By Mike Cronin
So, the FCC decided to end Net Neutrality, and now there is an uproar. The main objection seems to be that now internet service providers (ISPs) like Cox, Comcast, and Verizon will be able to charge whatever they want for their services, block whatever sites they like, and throttle unprofitable traffic in favor of profitable traffic. Net Neutrality prevented ISPs from doing this…at the cost of allowing the government to decide what private businesses did with their own property – namely the cables, switches, servers, and fiber optic lines they send their signals over. When people are allowed to own private property, but it can only be used in a manner specified by government, you have fascism.
Ending Net Neutrality is taking a step back from fascism, but it does not alleviate the concerns of individual/residential ISP customers. Now we are back to the big private ISPs being able to run roughshod over us and treat us like our business doesn’t matter, right? How can our business not matter to them? (Actually, it does matter, just not so much at the individual level, but as a mass.) Even so, that’s not the real problem.
The real problem with internet service is that the ISPs, through agreements with various governments and established back in the pre-broadband days when they were just cable TV providers, usually have local monopolies. That means if you want broadband internet service via cable, you usually only have one ISP option in your area. That means you generally can’t take your business elsewhere if you are dissatisfied – which means you have little or no leverage over the ISP, unless you are willing, and financially prepared, to take them to court.
In short, Net Neutrality was a hackneyed, fascist government intrusion necessitated as a “solution” to a more basic hackneyed, “crony-capitalist” (i.e. corporatist) government problem.
Here’s an analogy. Let’s say you buy your groceries at Safeway. They disappoint you in some fashion, so you decide to shop at Super Walmart instead, then you switch to Fry’s (or whatever). If grocery stores were like ISPs, there would not be any other stores in your area. Safeway (for example) would be in cahoots with your local government, and you would only have one choice.
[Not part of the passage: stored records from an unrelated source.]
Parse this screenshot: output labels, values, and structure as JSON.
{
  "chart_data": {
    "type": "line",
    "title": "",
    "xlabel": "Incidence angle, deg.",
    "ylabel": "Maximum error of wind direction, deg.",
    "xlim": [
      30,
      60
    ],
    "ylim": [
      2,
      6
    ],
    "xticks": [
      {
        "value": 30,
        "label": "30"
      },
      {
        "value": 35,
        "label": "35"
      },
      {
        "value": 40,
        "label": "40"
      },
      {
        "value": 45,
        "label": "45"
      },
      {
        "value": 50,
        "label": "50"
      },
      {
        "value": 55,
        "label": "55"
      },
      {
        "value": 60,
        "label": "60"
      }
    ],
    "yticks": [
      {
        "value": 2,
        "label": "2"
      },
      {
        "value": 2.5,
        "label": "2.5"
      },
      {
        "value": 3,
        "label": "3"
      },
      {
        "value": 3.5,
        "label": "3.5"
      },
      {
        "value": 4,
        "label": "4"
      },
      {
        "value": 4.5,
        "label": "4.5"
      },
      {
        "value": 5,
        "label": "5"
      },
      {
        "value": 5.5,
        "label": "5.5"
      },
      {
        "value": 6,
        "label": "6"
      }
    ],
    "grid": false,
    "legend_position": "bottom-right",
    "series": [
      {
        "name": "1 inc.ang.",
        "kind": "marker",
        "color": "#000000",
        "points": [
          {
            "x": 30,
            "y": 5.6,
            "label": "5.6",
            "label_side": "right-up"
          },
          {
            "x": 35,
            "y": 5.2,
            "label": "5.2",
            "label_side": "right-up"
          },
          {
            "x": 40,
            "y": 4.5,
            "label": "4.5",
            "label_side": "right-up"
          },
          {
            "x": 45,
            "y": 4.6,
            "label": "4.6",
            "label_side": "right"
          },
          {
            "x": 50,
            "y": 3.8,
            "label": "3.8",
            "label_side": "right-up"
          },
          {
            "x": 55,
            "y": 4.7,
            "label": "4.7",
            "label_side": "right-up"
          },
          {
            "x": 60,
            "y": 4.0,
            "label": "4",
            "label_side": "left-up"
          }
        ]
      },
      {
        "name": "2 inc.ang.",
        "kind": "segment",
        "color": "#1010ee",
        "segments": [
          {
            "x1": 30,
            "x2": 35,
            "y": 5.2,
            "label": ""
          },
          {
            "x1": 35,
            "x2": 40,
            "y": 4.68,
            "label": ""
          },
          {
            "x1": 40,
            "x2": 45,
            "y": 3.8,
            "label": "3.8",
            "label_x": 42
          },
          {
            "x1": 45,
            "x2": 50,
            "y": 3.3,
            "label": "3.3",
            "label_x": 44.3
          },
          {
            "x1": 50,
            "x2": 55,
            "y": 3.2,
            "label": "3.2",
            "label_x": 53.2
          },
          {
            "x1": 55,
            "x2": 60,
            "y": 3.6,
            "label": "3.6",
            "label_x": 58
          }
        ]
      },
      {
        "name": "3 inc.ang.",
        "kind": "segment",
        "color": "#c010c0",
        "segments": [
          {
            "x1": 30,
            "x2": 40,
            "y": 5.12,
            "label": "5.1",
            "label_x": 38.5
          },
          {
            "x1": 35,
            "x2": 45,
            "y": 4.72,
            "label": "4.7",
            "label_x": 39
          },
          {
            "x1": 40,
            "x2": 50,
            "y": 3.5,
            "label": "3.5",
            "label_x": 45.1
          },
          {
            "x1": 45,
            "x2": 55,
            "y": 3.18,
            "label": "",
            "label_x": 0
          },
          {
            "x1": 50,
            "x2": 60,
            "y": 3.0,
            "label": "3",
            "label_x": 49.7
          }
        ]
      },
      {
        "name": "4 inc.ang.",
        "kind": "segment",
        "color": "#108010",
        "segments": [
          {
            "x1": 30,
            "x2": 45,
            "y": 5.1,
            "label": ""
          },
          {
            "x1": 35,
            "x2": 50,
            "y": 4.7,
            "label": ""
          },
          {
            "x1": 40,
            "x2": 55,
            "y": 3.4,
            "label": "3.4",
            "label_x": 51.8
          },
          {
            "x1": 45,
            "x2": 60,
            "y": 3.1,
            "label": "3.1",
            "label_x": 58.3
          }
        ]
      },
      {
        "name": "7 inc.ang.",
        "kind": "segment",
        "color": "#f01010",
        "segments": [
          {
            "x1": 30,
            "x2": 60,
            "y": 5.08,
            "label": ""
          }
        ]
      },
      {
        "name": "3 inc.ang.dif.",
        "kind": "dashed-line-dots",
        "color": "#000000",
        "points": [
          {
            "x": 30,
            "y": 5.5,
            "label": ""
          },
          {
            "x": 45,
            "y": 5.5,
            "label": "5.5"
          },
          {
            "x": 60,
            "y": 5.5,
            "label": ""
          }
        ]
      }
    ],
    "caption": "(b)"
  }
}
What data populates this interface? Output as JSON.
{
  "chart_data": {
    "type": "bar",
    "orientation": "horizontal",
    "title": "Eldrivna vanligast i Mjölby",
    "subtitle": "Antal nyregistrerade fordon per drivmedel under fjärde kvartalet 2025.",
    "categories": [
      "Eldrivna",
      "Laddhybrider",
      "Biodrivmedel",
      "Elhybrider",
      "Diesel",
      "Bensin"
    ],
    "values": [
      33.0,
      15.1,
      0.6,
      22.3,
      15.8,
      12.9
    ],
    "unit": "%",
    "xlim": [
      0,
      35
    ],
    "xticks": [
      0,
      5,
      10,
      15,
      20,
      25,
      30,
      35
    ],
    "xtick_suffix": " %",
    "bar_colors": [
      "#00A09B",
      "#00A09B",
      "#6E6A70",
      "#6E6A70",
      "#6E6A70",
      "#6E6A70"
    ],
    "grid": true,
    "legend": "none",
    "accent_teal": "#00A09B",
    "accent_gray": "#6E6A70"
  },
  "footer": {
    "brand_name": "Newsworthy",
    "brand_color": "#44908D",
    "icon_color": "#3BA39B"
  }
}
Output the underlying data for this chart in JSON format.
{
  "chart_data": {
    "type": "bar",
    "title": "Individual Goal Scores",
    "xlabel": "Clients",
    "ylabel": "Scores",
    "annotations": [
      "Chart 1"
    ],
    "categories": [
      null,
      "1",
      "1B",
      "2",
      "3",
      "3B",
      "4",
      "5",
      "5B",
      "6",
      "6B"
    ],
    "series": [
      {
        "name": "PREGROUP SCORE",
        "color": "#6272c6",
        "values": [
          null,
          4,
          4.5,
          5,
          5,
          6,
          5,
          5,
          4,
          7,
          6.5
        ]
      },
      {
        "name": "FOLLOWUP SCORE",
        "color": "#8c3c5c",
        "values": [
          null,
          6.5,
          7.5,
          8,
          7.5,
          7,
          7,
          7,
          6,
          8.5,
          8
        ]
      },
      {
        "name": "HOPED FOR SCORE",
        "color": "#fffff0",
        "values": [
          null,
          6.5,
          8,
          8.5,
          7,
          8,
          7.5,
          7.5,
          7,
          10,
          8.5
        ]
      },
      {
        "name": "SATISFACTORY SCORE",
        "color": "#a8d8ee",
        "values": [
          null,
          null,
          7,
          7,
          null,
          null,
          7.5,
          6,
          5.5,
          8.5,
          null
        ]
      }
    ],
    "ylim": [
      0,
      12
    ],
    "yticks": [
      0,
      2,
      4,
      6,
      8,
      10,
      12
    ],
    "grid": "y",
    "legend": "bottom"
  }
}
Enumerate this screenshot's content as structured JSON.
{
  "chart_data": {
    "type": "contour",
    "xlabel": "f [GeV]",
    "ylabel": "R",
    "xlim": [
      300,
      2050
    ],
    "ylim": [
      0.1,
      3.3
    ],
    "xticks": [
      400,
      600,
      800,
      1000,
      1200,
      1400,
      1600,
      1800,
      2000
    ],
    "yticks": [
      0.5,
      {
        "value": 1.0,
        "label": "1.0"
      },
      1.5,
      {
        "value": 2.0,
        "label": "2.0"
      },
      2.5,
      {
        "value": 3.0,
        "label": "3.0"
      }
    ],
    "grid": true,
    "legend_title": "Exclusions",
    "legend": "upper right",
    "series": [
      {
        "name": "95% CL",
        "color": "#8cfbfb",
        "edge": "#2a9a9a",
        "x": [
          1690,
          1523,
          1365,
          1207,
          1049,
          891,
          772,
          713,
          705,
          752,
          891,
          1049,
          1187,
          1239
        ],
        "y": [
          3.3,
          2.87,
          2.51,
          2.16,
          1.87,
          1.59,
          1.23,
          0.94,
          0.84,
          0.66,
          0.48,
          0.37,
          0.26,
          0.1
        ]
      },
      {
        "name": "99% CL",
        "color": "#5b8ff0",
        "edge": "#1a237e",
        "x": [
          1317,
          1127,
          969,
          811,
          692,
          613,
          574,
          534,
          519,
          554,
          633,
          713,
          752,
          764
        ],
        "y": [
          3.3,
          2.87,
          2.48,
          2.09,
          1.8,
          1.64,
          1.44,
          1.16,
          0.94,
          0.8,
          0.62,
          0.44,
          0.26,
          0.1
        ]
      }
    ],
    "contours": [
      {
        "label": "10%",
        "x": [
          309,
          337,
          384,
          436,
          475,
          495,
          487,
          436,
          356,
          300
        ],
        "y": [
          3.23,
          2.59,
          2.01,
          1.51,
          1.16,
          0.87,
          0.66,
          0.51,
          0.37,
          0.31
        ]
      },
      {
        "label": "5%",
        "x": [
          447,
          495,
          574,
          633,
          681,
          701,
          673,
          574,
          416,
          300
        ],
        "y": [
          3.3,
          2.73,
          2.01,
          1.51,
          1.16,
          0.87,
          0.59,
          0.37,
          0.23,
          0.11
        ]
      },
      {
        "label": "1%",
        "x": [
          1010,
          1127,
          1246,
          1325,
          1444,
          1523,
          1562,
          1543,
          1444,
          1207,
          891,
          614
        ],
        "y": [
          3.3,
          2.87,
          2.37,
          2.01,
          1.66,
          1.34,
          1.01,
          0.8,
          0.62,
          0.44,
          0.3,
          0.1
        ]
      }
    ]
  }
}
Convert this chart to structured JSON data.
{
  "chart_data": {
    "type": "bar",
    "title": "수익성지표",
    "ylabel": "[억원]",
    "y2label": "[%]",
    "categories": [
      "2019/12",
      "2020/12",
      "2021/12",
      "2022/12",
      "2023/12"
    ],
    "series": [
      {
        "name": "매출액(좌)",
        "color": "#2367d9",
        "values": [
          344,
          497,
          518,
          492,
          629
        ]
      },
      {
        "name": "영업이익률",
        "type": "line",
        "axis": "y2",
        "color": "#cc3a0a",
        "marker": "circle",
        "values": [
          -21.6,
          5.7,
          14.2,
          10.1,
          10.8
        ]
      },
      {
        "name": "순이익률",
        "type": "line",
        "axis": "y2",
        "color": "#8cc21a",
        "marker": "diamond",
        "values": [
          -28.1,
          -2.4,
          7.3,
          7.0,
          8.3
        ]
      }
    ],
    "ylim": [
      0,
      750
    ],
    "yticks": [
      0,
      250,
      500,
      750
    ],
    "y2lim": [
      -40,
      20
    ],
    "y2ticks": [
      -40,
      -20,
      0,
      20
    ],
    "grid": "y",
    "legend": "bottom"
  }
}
Now, suppose more and more people complain to the government about how terrible the service is at the local Safeway store. The store charges different prices based on whether a given customer buys in bulk or not. In other cases, the Safeway refused to carry some customers’ favorite items, because they are obscure or hard to obtain and don’t sell at a profit. The local government decides it has to do something about the problem. They enact “Grocery Neutrality.” They tell Safeway that they can’t discount prices to customers who buy in bulk (or they must sell to everyone at the bulk discount price, regardless of how much they actually buy). They also tell the Safeway that they must order anything a customer wants, unless it’s illegal, regardless if it will generate profit or not. Would it not be simpler and more in keeping with the spirit of a free country for the local government, instead of dictating to Safeway what it can and cannot do with its own property, to simply end Safeway’s monopoly and let in any grocery company?
The same is true of ISPs. The solution to the problem of ISPs treating smaller customers poorly (because the ISPs have a government-sponsored monopoly over the local market) isn’t more government interference in the form of Net Neutrality, it’s monopoly dissolution!